Zwei Psychologen der Universität Freiburg erhielten in Boston den Spaß-Nobelpreis. Sie untersuchten, ob Alkohol die Aussprache in einer Fremdsprache verbessern kann. Die Studie zeigte einen messbaren Effekt, warnte jedoch vor falschen Schlüssen.
Inhaltsverzeichnis:
- Jessica Werthmann und Fritz Renner in Boston geehrt
- Studie mit Studierenden in Maastricht
- Ursprung der Idee in Wien
- Forschungsschwerpunkt an der Universität Freiburg
- Spaß-Nobelpreise seit 35 Jahren
Jessica Werthmann und Fritz Renner in Boston geehrt
Das Forschungsteam um Jessica Werthmann und Fritz Renner nahm die Auszeichnung in den USA entgegen. Die Preisverleihung fand in Boston statt. Vergeben wurden zehn Preise für außergewöhnliche Forschungsarbeiten. Die Spaß-Nobelpreise gibt es seit 35 Jahren. Sie werden für Studien verliehen, die „erst zum Lachen und dann zum Denken anregen“.
Studie mit Studierenden in Maastricht
Die Untersuchung wurde vor acht Jahren in Maastricht durchgeführt. Daran nahmen 50 deutsche Studierende teil.
- Eine Gruppe erhielt einen Wodka mit Bitter Lemon.
- Die andere Gruppe bekam nur Wasser.
Anschließend führten die Teilnehmenden kurze Gespräche auf Niederländisch. Muttersprachler bewerteten die Aussprache. Die Ergebnisse zeigten, dass die Gruppe mit Alkohol besser abschnitt. Die Studierenden überschätzten sich dabei nicht.
Ursprung der Idee in Wien
Die erste Idee entstand 2013. Nach einer internationalen Tagung traf sich das Team in einer Bar in Wien. Dort stellte man fest, dass Gespräche auf Englisch nach etwas Alkohol leichter fielen. Daraus entwickelte sich die spätere Untersuchung.

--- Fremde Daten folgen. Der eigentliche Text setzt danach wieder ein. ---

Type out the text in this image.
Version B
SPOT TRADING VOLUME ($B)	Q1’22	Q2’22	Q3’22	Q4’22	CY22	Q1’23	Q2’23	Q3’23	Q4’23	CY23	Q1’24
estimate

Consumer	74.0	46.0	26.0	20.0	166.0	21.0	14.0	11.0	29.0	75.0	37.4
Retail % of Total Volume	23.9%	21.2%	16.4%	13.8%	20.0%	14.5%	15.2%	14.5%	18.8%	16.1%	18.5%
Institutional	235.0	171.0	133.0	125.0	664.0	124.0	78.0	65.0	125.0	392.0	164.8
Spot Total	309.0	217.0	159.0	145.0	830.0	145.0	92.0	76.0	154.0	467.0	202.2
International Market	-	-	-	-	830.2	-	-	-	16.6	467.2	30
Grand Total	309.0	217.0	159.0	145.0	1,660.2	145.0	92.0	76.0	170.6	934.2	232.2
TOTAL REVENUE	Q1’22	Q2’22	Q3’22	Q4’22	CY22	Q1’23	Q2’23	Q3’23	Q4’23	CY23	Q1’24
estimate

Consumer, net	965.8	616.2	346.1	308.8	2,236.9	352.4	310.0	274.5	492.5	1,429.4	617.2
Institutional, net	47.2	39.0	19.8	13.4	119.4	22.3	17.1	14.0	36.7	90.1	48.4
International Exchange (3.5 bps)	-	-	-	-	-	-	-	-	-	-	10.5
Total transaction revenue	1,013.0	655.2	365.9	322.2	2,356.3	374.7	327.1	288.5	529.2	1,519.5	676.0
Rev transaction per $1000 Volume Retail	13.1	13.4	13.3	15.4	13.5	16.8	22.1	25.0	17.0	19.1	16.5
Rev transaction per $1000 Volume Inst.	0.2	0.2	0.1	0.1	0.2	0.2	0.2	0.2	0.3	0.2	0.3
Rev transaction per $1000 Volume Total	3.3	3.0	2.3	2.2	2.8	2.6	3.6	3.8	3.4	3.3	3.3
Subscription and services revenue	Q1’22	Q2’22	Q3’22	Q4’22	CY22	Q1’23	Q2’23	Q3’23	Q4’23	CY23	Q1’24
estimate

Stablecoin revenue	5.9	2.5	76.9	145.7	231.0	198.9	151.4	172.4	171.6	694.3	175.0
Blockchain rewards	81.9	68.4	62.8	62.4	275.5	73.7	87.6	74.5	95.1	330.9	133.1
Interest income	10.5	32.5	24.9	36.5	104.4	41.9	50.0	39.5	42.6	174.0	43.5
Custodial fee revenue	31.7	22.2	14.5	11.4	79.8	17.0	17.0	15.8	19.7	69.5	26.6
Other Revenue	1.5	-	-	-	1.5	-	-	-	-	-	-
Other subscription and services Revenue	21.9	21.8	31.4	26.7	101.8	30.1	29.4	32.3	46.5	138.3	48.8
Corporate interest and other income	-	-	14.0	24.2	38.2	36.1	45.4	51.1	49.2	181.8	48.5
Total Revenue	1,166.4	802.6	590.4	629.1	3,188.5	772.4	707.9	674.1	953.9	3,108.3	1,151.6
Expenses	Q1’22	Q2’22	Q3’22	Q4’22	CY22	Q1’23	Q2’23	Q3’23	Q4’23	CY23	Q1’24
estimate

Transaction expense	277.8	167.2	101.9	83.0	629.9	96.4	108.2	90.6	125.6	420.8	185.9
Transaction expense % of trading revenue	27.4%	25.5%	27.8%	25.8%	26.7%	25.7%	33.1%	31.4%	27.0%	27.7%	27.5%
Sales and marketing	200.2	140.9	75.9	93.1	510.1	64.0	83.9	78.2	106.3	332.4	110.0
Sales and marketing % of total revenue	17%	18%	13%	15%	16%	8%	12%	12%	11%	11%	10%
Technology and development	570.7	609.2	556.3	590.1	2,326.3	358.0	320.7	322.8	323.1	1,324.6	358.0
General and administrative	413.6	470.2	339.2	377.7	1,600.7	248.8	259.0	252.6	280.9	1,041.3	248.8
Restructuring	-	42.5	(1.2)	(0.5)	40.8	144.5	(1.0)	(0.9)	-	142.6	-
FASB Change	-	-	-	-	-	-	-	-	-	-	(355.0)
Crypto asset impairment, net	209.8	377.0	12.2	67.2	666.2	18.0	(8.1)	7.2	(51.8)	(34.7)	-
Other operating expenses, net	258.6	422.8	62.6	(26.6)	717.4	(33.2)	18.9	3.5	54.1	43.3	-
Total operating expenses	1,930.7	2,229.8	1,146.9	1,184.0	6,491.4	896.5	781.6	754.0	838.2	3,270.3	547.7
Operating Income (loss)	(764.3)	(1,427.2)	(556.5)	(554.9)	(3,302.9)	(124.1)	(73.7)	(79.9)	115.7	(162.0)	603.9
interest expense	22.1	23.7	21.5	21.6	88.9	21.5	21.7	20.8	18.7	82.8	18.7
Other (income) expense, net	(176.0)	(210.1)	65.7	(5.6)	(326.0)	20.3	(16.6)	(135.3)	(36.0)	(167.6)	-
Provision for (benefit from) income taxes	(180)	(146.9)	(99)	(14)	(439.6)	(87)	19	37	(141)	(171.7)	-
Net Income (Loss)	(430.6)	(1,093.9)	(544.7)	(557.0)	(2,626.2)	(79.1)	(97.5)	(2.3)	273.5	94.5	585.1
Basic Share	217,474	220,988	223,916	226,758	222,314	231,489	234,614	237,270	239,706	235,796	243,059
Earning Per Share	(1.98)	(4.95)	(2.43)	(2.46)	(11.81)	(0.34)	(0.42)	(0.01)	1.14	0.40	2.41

Forschungsschwerpunkt an der Universität Freiburg
Jessica Werthmann arbeitet normalerweise an neuen Therapiemöglichkeiten für Essstörungen. Fritz Renner beschäftigt sich vor allem mit Depressionen. Beide betonen, dass ihre Studie keine Empfehlung zum Alkoholkonsum darstellt. Der Effekt trat nur bei einer moderaten Menge auf.
Spaß-Nobelpreise seit 35 Jahren
Die undotierten Preise werden von einer Fachzeitschrift für kuriose Forschung vergeben. In diesem Jahr wurden zehn Arbeiten ausgezeichnet. Die Studie von Werthmann und Renner löste international viele positive Reaktionen aus.